Sua primeira viagem oficial para fora de Roma foi para a ilha italiana de Lampedusa, que recebeu milhares de imigrantes que chegavam em pequenos barcos. Além de celebrar a missa, ele jogou uma coroa de flores no mar de um barco em memória de todos aqueles que se afogaram tentando chegar à ilha.

Em 2016, depois que Donald Trump prometeu construir um muro na fronteira com o México, ele declarou que “uma pessoa que só pensa em construir muros, não importa onde eles estejam, e não em construir pontes não é cristã”. Como filho de imigrantes italianos na Argentina, ele nunca se esqueceu de que lado estaria nessa questão.

Se os líderes devem ser julgados por seus inimigos, os inimigos do Papa estavam todos entre os fundamentalistas cristãos e a extrema direita. Na Espanha, Santiago Abascal o chamou de “Cidadão Bergoglio” com a intenção de menosprezá-lo. Isabel Díaz Ayuso não escondeu sua raiva quando o pontífice pediu desculpas "pelos erros do passado" em uma carta endereçada à Igreja mexicana. O porta-voz da Conferência Episcopal, Luis Argüello, expressou sua perplexidade com "as declarações de pessoas que, suspeita-se, apenas leram a manchete, e não uma carta curta em uma página".

Por causa de sua linguagem chula, ninguém superou os insultos que Javier Milei costumava dirigir ao Papa alguns anos atrás. "Ele é o representante do mal à frente da casa de Deus", escreveu o atual presidente argentino em 2018. No mesmo ano, ele também o chamou de "imbecil" em uma entrevista na televisão. Sobre as críticas de Bergoglio ao capitalismo e sua luta contra a desigualdade, ele disse: "Ele é ignorante em economia e promove um sistema que alimenta a inveja, o ódio, o ressentimento, o assassinato e o roubo, além de promover a pobreza e a fome". Também é verdade que, tanto naquela época quanto hoje, Milei sempre insulta aqueles que não pensam como ele.

Não é verdade que Bergoglio nunca criticou governos de esquerda. Suas relações com Néstor e Cristina Kirchner sempre foram ruins. Além de rejeitar o aborto, o então Arcebispo de Buenos Aires denunciou repetidamente a extensão da pobreza em uma Argentina que lutava para sair de um colapso econômico.

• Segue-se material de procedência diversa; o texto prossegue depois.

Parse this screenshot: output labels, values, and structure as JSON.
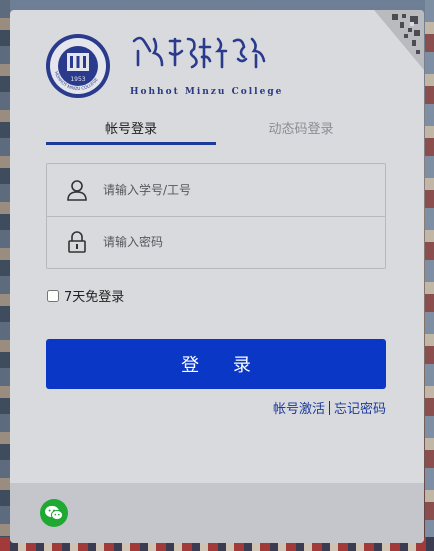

Na Europa, Francisco nunca deixou de martelar as consciências dos líderes, lembrando-os de suas obrigações no Mediterrâneo. Quando quase todos pensavam em manter a migração o mais longe possível de suas fronteiras, o Papa lhes disse que eles também eram responsáveis ​​pelas mortes em alto mar. "Não podemos continuar a assistir às tragédias dos naufrágios causados ​​pelo tráfego odioso e pelo fanatismo da indiferença", disse ele em Marselha em 2023.

O fato de o Mediterrâneo ter se tornado um cemitério levou Francisco a alertar os governos de que "a única coisa que permanece enterrada é a dignidade humana".

 Numa época em que Trump e os republicanos querem deportar milhões de imigrantes indocumentados e a maioria dos governos europeus busca aumentar o número de estrangeiros deportados ou enviar requerentes de asilo para centros de detenção fora da União Europeia, Francisco tem sido um defensor incansável dos direitos daqueles que fogem de seus países para escapar da guerra ou da pobreza.

 A extensão da humanidade do Papa pode ser medida por sua resposta em uma entrevista em um programa de televisão italiano à pergunta de como ele imaginava o inferno. O que vou dizer não é um dogma de fé, mas uma opinião pessoal. Gosto de pensar que o inferno é vazio. Espero que sim. Ele nunca perdeu a fé na humanidade.